Post-training quantization (PTQ) Training dynamics of Large Language Models
The degradation of Large Language Models during post-training quantization is driven by sharp learning rate decays and loss landscape curvature, rather than dataset size or training duration.
Core Problem
Existing studies claim that training LLMs on larger datasets inherently increases their susceptibility to quantization errors, suggesting a conflict between model scaling and deployment efficiency.
Why it matters:
  • Discourages training models for longer durations if they are intended for low-bit deployment
  • Current scaling laws for quantization (e.g., Kumar et al., 2024) may be confounding training duration with optimization dynamics (learning rate decay)

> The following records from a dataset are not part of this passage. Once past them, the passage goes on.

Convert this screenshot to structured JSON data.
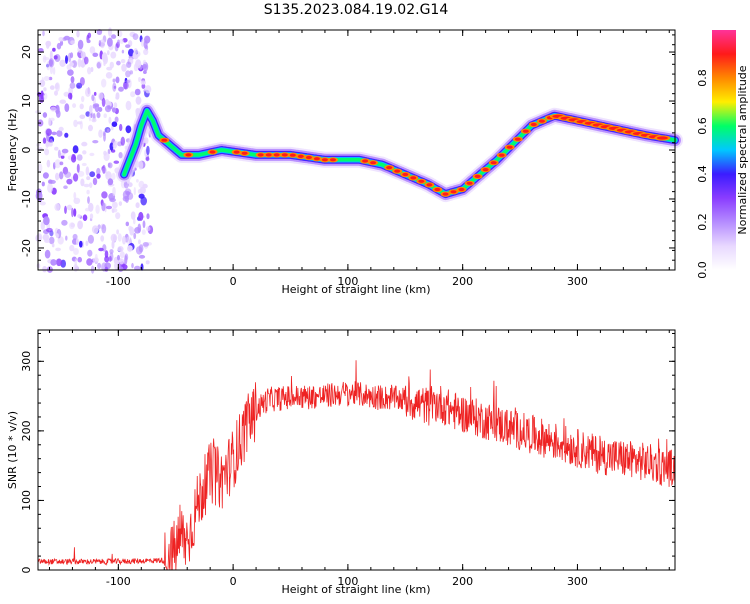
{
  "title": "S135.2023.084.19.02.G14",
  "colors": {
    "snr_line": "#ee2222",
    "colormap": [
      "#ffffff",
      "#e8d8ff",
      "#b58cff",
      "#8a3dff",
      "#3b1cff",
      "#00c8ff",
      "#00ff66",
      "#ffee00",
      "#ff8800",
      "#ff1a1a",
      "#ff3399"
    ]
  },
  "chart_data": [
    {
      "type": "heatmap",
      "name": "spectrogram",
      "xlabel": "Height of straight line (km)",
      "ylabel": "Frequency (Hz)",
      "xlim": [
        -170,
        385
      ],
      "ylim": [
        -24.5,
        24.5
      ],
      "x_ticks": [
        -100,
        0,
        100,
        200,
        300
      ],
      "y_ticks": [
        -20,
        -10,
        0,
        10,
        20
      ],
      "grid": false,
      "noise_region_x": [
        -170,
        -72
      ],
      "ridge": {
        "x": [
          -95,
          -90,
          -85,
          -80,
          -75,
          -70,
          -65,
          -55,
          -45,
          -30,
          -10,
          20,
          50,
          80,
          110,
          130,
          150,
          170,
          185,
          200,
          230,
          260,
          280,
          300,
          320,
          340,
          360,
          385
        ],
        "frequency": [
          -5,
          -2,
          1,
          5,
          8,
          6,
          3,
          1,
          -1,
          -1,
          0,
          -1,
          -1,
          -2,
          -2,
          -3,
          -5,
          -7,
          -9,
          -8,
          -2,
          5,
          7,
          6,
          5,
          4,
          3,
          2
        ]
      },
      "colorbar": {
        "label": "Normalized spectral amplitude",
        "range": [
          0.0,
          1.0
        ],
        "ticks": [
          "0.0",
          "0.2",
          "0.4",
          "0.6",
          "0.8"
        ]
      }
    },
    {
      "type": "line",
      "name": "snr",
      "xlabel": "Height of straight line (km)",
      "ylabel": "SNR (10 * v/v)",
      "xlim": [
        -170,
        385
      ],
      "ylim": [
        0,
        345
      ],
      "x_ticks": [
        -100,
        0,
        100,
        200,
        300
      ],
      "y_ticks": [
        0,
        100,
        200,
        300
      ],
      "grid": false,
      "series": [
        {
          "x": [
            -170,
            -140,
            -110,
            -80,
            -60,
            -50,
            -45,
            -40,
            -30,
            -20,
            -10,
            0,
            10,
            20,
            30,
            50,
            80,
            100,
            120,
            150,
            170,
            180,
            190,
            200,
            220,
            240,
            260,
            280,
            300,
            320,
            340,
            360,
            385
          ],
          "values": [
            12,
            12,
            12,
            13,
            14,
            30,
            50,
            40,
            100,
            140,
            130,
            160,
            200,
            230,
            245,
            248,
            250,
            255,
            250,
            245,
            235,
            240,
            230,
            225,
            215,
            205,
            195,
            185,
            175,
            165,
            160,
            155,
            145
          ]
        }
      ]
    }
  ]
}
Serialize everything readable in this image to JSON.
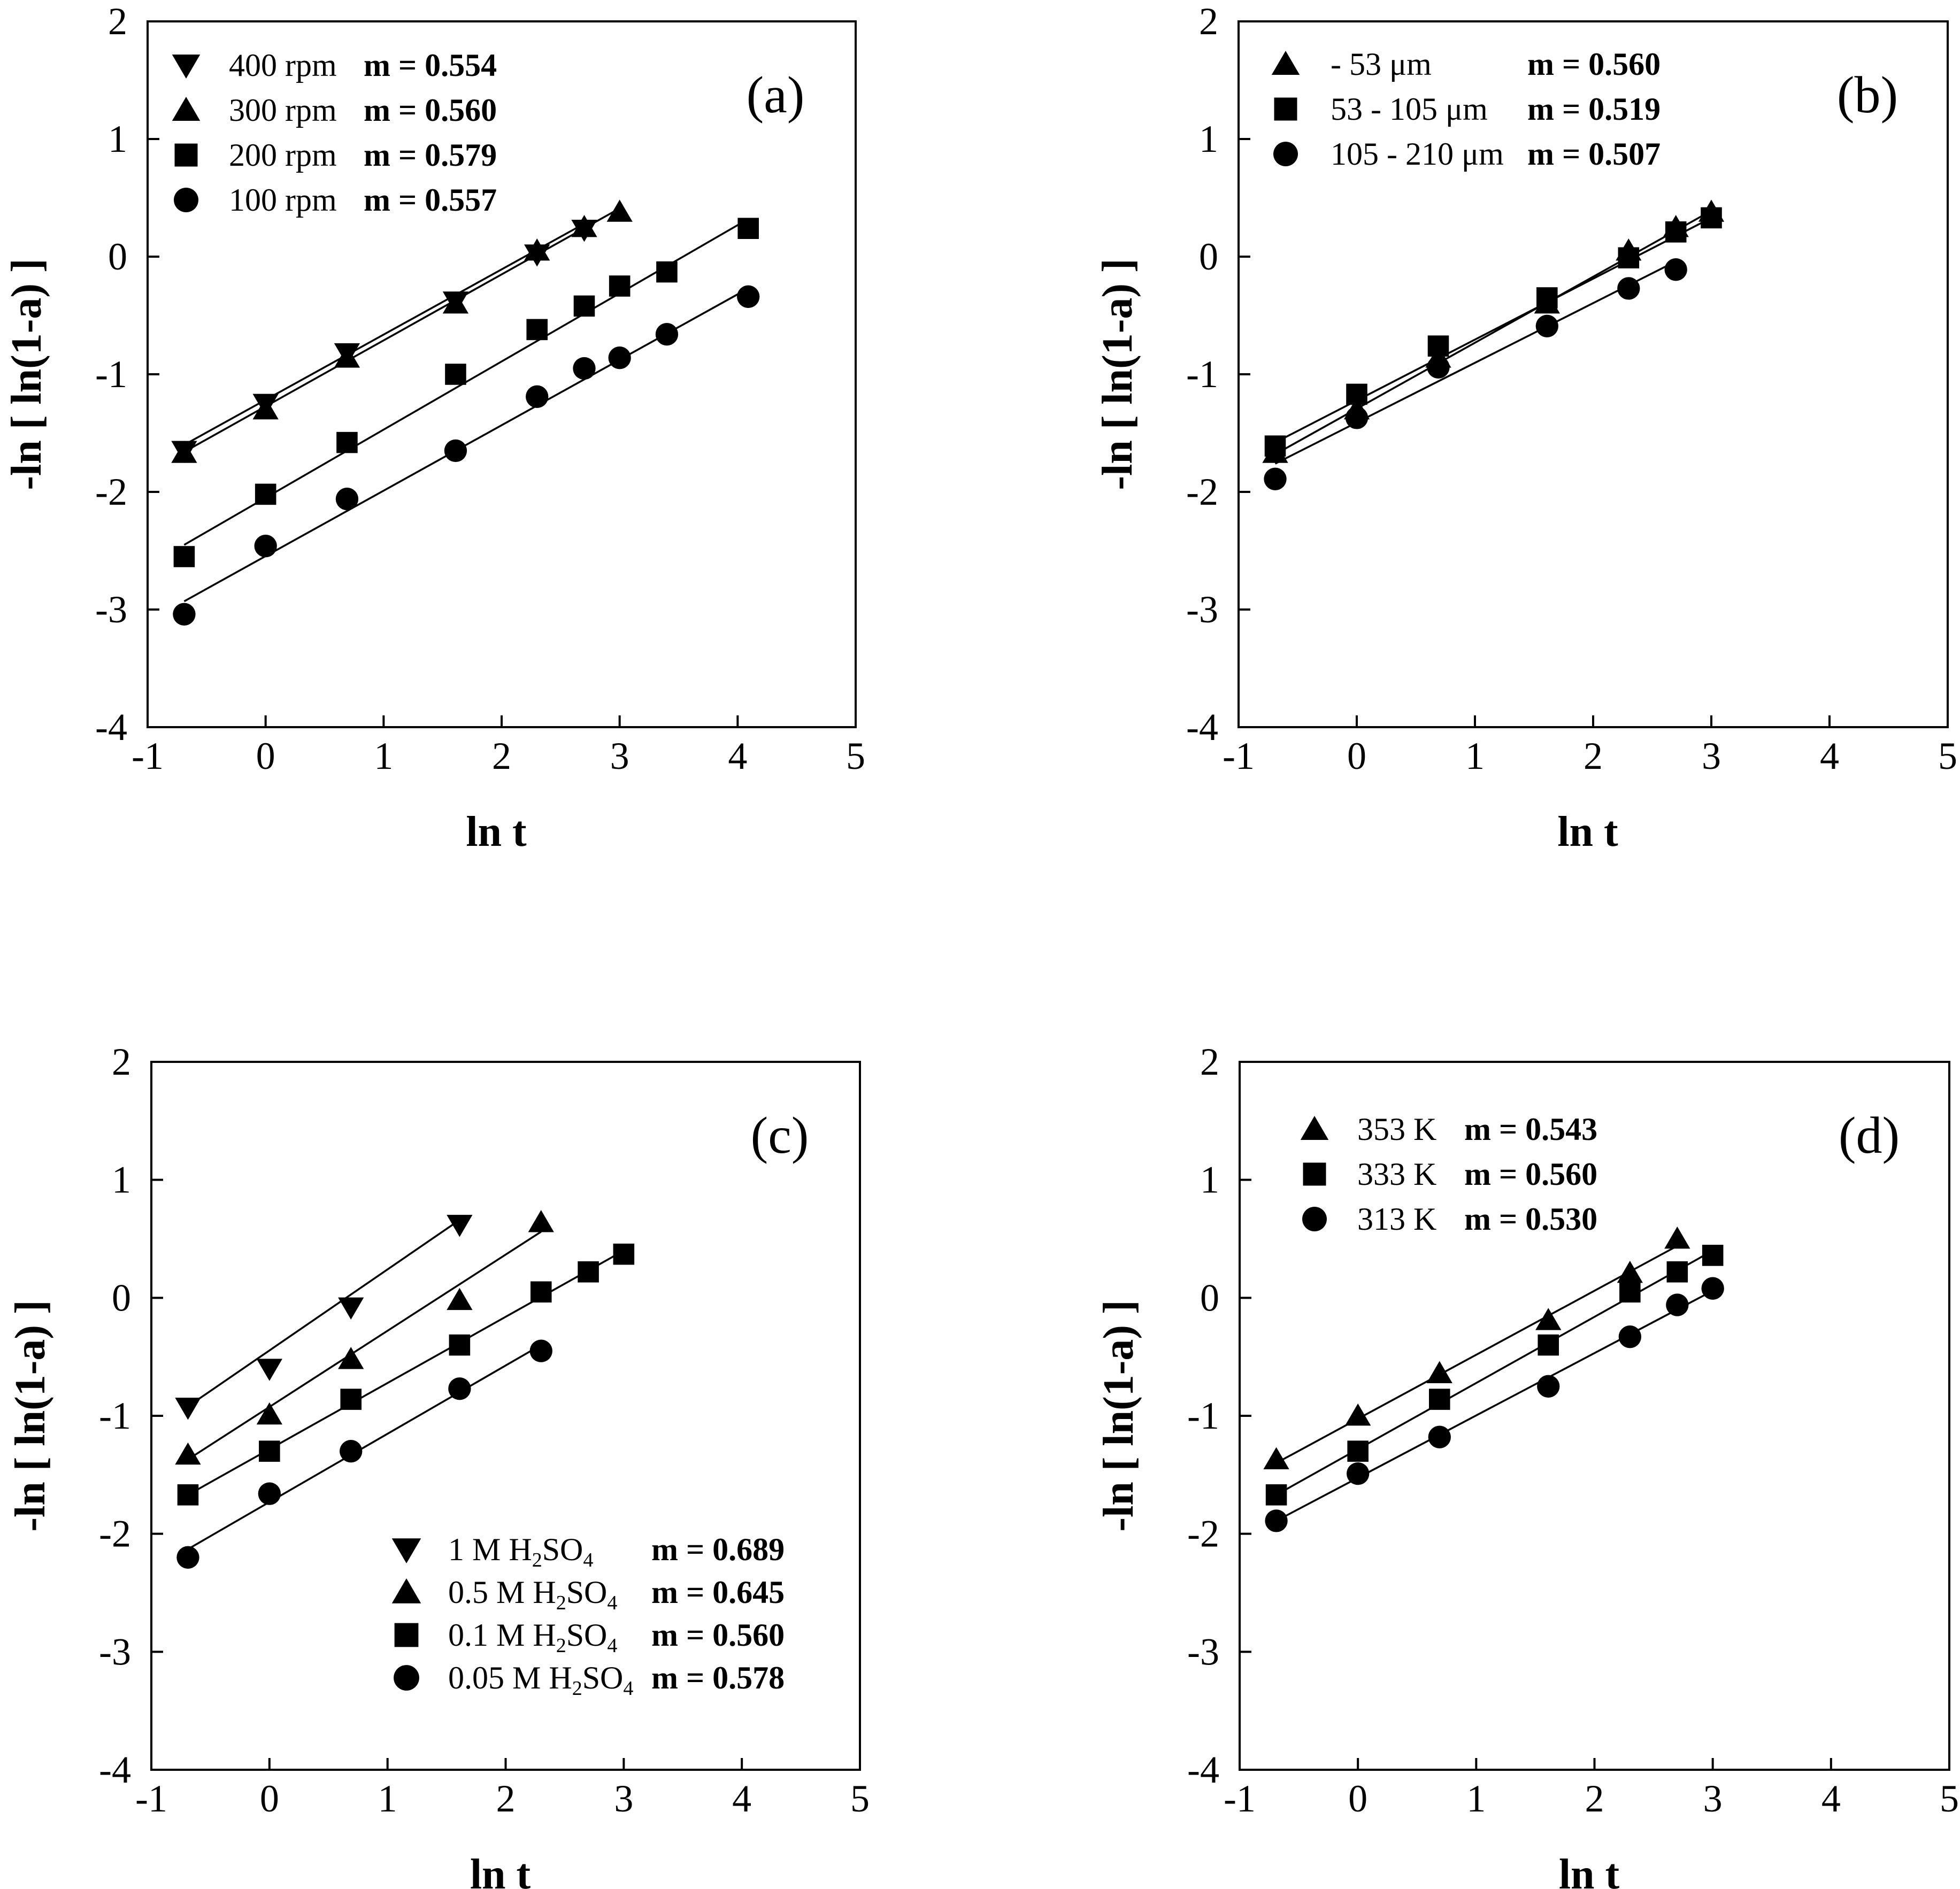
{
  "figure": {
    "axis_x_label": "ln t",
    "axis_y_label": "-ln [ ln(1-a) ]"
  },
  "chart_data": [
    {
      "type": "scatter",
      "panel_label": "(a)",
      "xlabel": "ln t",
      "ylabel": "-ln [ ln(1-a) ]",
      "xlim": [
        -1,
        5
      ],
      "ylim": [
        -4,
        2
      ],
      "xticks": [
        -1,
        0,
        1,
        2,
        3,
        4,
        5
      ],
      "yticks": [
        -4,
        -3,
        -2,
        -1,
        0,
        1,
        2
      ],
      "legend_position": "top-left",
      "series": [
        {
          "name": "400 rpm",
          "m_text": "m = 0.554",
          "marker": "triangle-down",
          "x": [
            -0.69,
            0,
            0.69,
            1.61,
            2.3,
            2.7
          ],
          "y": [
            -1.65,
            -1.25,
            -0.82,
            -0.38,
            0.02,
            0.23
          ],
          "fit": {
            "x0": -0.69,
            "y0": -1.6,
            "x1": 2.7,
            "y1": 0.28
          }
        },
        {
          "name": "300 rpm",
          "m_text": "m = 0.560",
          "marker": "triangle-up",
          "x": [
            -0.69,
            0,
            0.69,
            1.61,
            2.3,
            2.7,
            3.0
          ],
          "y": [
            -1.67,
            -1.3,
            -0.86,
            -0.4,
            0.05,
            0.25,
            0.38
          ],
          "fit": {
            "x0": -0.69,
            "y0": -1.66,
            "x1": 3.0,
            "y1": 0.41
          }
        },
        {
          "name": "200 rpm",
          "m_text": "m = 0.579",
          "marker": "square",
          "x": [
            -0.69,
            0,
            0.69,
            1.61,
            2.3,
            2.7,
            3.0,
            3.4,
            4.09
          ],
          "y": [
            -2.55,
            -2.02,
            -1.58,
            -1.0,
            -0.62,
            -0.42,
            -0.25,
            -0.13,
            0.24
          ],
          "fit": {
            "x0": -0.69,
            "y0": -2.45,
            "x1": 4.09,
            "y1": 0.32
          }
        },
        {
          "name": "100 rpm",
          "m_text": "m = 0.557",
          "marker": "circle",
          "x": [
            -0.69,
            0,
            0.69,
            1.61,
            2.3,
            2.7,
            3.0,
            3.4,
            4.09
          ],
          "y": [
            -3.04,
            -2.46,
            -2.06,
            -1.65,
            -1.19,
            -0.95,
            -0.86,
            -0.66,
            -0.34
          ],
          "fit": {
            "x0": -0.69,
            "y0": -2.93,
            "x1": 4.09,
            "y1": -0.27
          }
        }
      ]
    },
    {
      "type": "scatter",
      "panel_label": "(b)",
      "xlabel": "ln t",
      "ylabel": "-ln [ ln(1-a) ]",
      "xlim": [
        -1,
        5
      ],
      "ylim": [
        -4,
        2
      ],
      "xticks": [
        -1,
        0,
        1,
        2,
        3,
        4,
        5
      ],
      "yticks": [
        -4,
        -3,
        -2,
        -1,
        0,
        1,
        2
      ],
      "legend_position": "top-left",
      "series": [
        {
          "name": "- 53 μm",
          "m_text": "m = 0.560",
          "marker": "triangle-up",
          "x": [
            -0.69,
            0,
            0.69,
            1.61,
            2.3,
            2.7,
            3.0
          ],
          "y": [
            -1.67,
            -1.3,
            -0.86,
            -0.4,
            0.05,
            0.25,
            0.38
          ],
          "fit": {
            "x0": -0.69,
            "y0": -1.68,
            "x1": 3.0,
            "y1": 0.39
          }
        },
        {
          "name": "53 - 105 μm",
          "m_text": "m = 0.519",
          "marker": "square",
          "x": [
            -0.69,
            0,
            0.69,
            1.61,
            2.3,
            2.7,
            3.0
          ],
          "y": [
            -1.61,
            -1.17,
            -0.76,
            -0.35,
            -0.01,
            0.21,
            0.33
          ],
          "fit": {
            "x0": -0.69,
            "y0": -1.58,
            "x1": 3.0,
            "y1": 0.33
          }
        },
        {
          "name": "105 - 210 μm",
          "m_text": "m = 0.507",
          "marker": "circle",
          "x": [
            -0.69,
            0,
            0.69,
            1.61,
            2.3,
            2.7
          ],
          "y": [
            -1.89,
            -1.37,
            -0.94,
            -0.59,
            -0.27,
            -0.11
          ],
          "fit": {
            "x0": -0.69,
            "y0": -1.76,
            "x1": 2.7,
            "y1": -0.04
          }
        }
      ]
    },
    {
      "type": "scatter",
      "panel_label": "(c)",
      "xlabel": "ln t",
      "ylabel": "-ln [ ln(1-a) ]",
      "xlim": [
        -1,
        5
      ],
      "ylim": [
        -4,
        2
      ],
      "xticks": [
        -1,
        0,
        1,
        2,
        3,
        4,
        5
      ],
      "yticks": [
        -4,
        -3,
        -2,
        -1,
        0,
        1,
        2
      ],
      "legend_position": "bottom-center",
      "series": [
        {
          "name": "1 M H",
          "sub1": "2",
          "mid": "SO",
          "sub2": "4",
          "m_text": "m = 0.689",
          "marker": "triangle-down",
          "x": [
            -0.69,
            0,
            0.69,
            1.61
          ],
          "y": [
            -0.93,
            -0.6,
            -0.08,
            0.62
          ],
          "fit": {
            "x0": -0.69,
            "y0": -0.92,
            "x1": 1.61,
            "y1": 0.66
          }
        },
        {
          "name": "0.5 M H",
          "sub1": "2",
          "mid": "SO",
          "sub2": "4",
          "m_text": "m = 0.645",
          "marker": "triangle-up",
          "x": [
            -0.69,
            0,
            0.69,
            1.61,
            2.3
          ],
          "y": [
            -1.33,
            -0.99,
            -0.52,
            -0.02,
            0.64
          ],
          "fit": {
            "x0": -0.69,
            "y0": -1.37,
            "x1": 2.3,
            "y1": 0.56
          }
        },
        {
          "name": "0.1 M H",
          "sub1": "2",
          "mid": "SO",
          "sub2": "4",
          "m_text": "m = 0.560",
          "marker": "square",
          "x": [
            -0.69,
            0,
            0.69,
            1.61,
            2.3,
            2.7,
            3.0
          ],
          "y": [
            -1.67,
            -1.3,
            -0.86,
            -0.4,
            0.05,
            0.22,
            0.37
          ],
          "fit": {
            "x0": -0.69,
            "y0": -1.67,
            "x1": 3.0,
            "y1": 0.4
          }
        },
        {
          "name": "0.05 M H",
          "sub1": "2",
          "mid": "SO",
          "sub2": "4",
          "m_text": "m = 0.578",
          "marker": "circle",
          "x": [
            -0.69,
            0,
            0.69,
            1.61,
            2.3
          ],
          "y": [
            -2.2,
            -1.66,
            -1.3,
            -0.77,
            -0.45
          ],
          "fit": {
            "x0": -0.69,
            "y0": -2.13,
            "x1": 2.3,
            "y1": -0.4
          }
        }
      ]
    },
    {
      "type": "scatter",
      "panel_label": "(d)",
      "xlabel": "ln t",
      "ylabel": "-ln [ ln(1-a) ]",
      "xlim": [
        -1,
        5
      ],
      "ylim": [
        -4,
        2
      ],
      "xticks": [
        -1,
        0,
        1,
        2,
        3,
        4,
        5
      ],
      "yticks": [
        -4,
        -3,
        -2,
        -1,
        0,
        1,
        2
      ],
      "legend_position": "top-left",
      "series": [
        {
          "name": "353 K",
          "m_text": "m = 0.543",
          "marker": "triangle-up",
          "x": [
            -0.69,
            0,
            0.69,
            1.61,
            2.3,
            2.7
          ],
          "y": [
            -1.37,
            -1.0,
            -0.64,
            -0.19,
            0.21,
            0.5
          ],
          "fit": {
            "x0": -0.69,
            "y0": -1.4,
            "x1": 2.7,
            "y1": 0.44
          }
        },
        {
          "name": "333 K",
          "m_text": "m = 0.560",
          "marker": "square",
          "x": [
            -0.69,
            0,
            0.69,
            1.61,
            2.3,
            2.7,
            3.0
          ],
          "y": [
            -1.67,
            -1.3,
            -0.86,
            -0.4,
            0.05,
            0.22,
            0.36
          ],
          "fit": {
            "x0": -0.69,
            "y0": -1.67,
            "x1": 3.0,
            "y1": 0.4
          }
        },
        {
          "name": "313 K",
          "m_text": "m = 0.530",
          "marker": "circle",
          "x": [
            -0.69,
            0,
            0.69,
            1.61,
            2.3,
            2.7,
            3.0
          ],
          "y": [
            -1.89,
            -1.49,
            -1.18,
            -0.75,
            -0.33,
            -0.06,
            0.08
          ],
          "fit": {
            "x0": -0.69,
            "y0": -1.89,
            "x1": 3.0,
            "y1": 0.06
          }
        }
      ]
    }
  ]
}
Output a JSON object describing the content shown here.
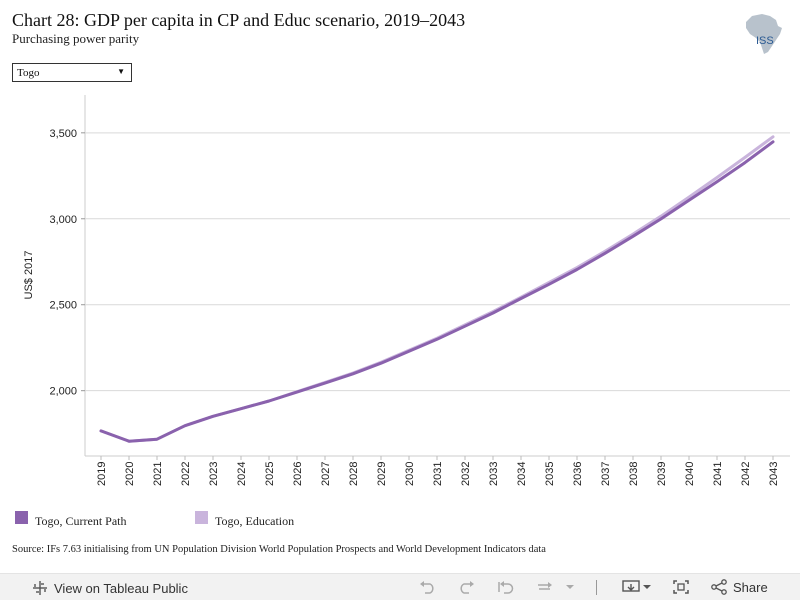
{
  "header": {
    "title": "Chart 28: GDP per capita in CP and Educ scenario, 2019–2043",
    "subtitle": "Purchasing power parity",
    "logo_text": "ISS"
  },
  "filter": {
    "selected": "Togo"
  },
  "chart_data": {
    "type": "line",
    "ylabel": "US$ 2017",
    "ylim": [
      1620,
      3720
    ],
    "yticks": [
      2000,
      2500,
      3000,
      3500
    ],
    "ytick_labels": [
      "2,000",
      "2,500",
      "3,000",
      "3,500"
    ],
    "x": [
      "2019",
      "2020",
      "2021",
      "2022",
      "2023",
      "2024",
      "2025",
      "2026",
      "2027",
      "2028",
      "2029",
      "2030",
      "2031",
      "2032",
      "2033",
      "2034",
      "2035",
      "2036",
      "2037",
      "2038",
      "2039",
      "2040",
      "2041",
      "2042",
      "2043"
    ],
    "series": [
      {
        "name": "Togo, Education",
        "color": "#c9b4dc",
        "values": [
          1766,
          1706,
          1718,
          1796,
          1851,
          1895,
          1940,
          1994,
          2048,
          2103,
          2165,
          2235,
          2305,
          2383,
          2460,
          2544,
          2629,
          2716,
          2811,
          2911,
          3015,
          3126,
          3240,
          3357,
          3477
        ]
      },
      {
        "name": "Togo, Current Path",
        "color": "#8a62ad",
        "values": [
          1766,
          1706,
          1718,
          1796,
          1851,
          1895,
          1940,
          1992,
          2044,
          2098,
          2160,
          2229,
          2299,
          2375,
          2452,
          2536,
          2619,
          2705,
          2799,
          2898,
          2999,
          3108,
          3215,
          3327,
          3448
        ]
      }
    ],
    "grid": true,
    "legend": "bottom-left"
  },
  "source": "Source: IFs 7.63 initialising from UN Population Division World Population Prospects and World Development Indicators data",
  "toolbar": {
    "view_label": "View on Tableau Public",
    "share_label": "Share"
  }
}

  • Quantization brittleness limits the deployment of high-performance models on commodity hardware
Concrete Example: In the SmolLM3 training run, quantization error remains low and stable for 11 trillion tokens of training, but spikes abruptly only when the learning rate begins to decay, contradicting the idea that token count alone drives degradation.
Key Novelty
Learning Rate Decay as the Driver of Quantization Brittleness
  • Disentangles 'training duration' from 'optimization dynamics' by showing that quantization error spikes specifically during the learning rate annealing phase (decay), not simply as more data is seen
  • Demonstrates that maintaining a higher learning rate (via Warmup-Stable-Decay schedules) keeps quantization error low compared to Cosine schedules
  • Identifies 'Model Soups' (weight averaging) as a technique to reverse quantization degradation, yielding lower errors than individual checkpoints
Evaluation Highlights
  • Comprehensive analysis of quantization error across training trajectories of 6 open-source model families (up to 32B parameters and 15T training tokens)
  • Controlled experiments up to 100B tokens isolate learning rate effects, refuting prior claims that data scale inherently causes degradation
  • Demonstrates that Model Soups (averaging checkpoints) consistently reduce post-training quantization error compared to constituent models in OLMo2 and SmolLM3 families
Breakthrough Assessment
8/10
Significantly challenges the prevailing wisdom on quantization scaling laws. By identifying learning rate schedules as the true cause of brittleness, it offers actionable recipes (WSD schedules, soups) to improve deployment efficiency.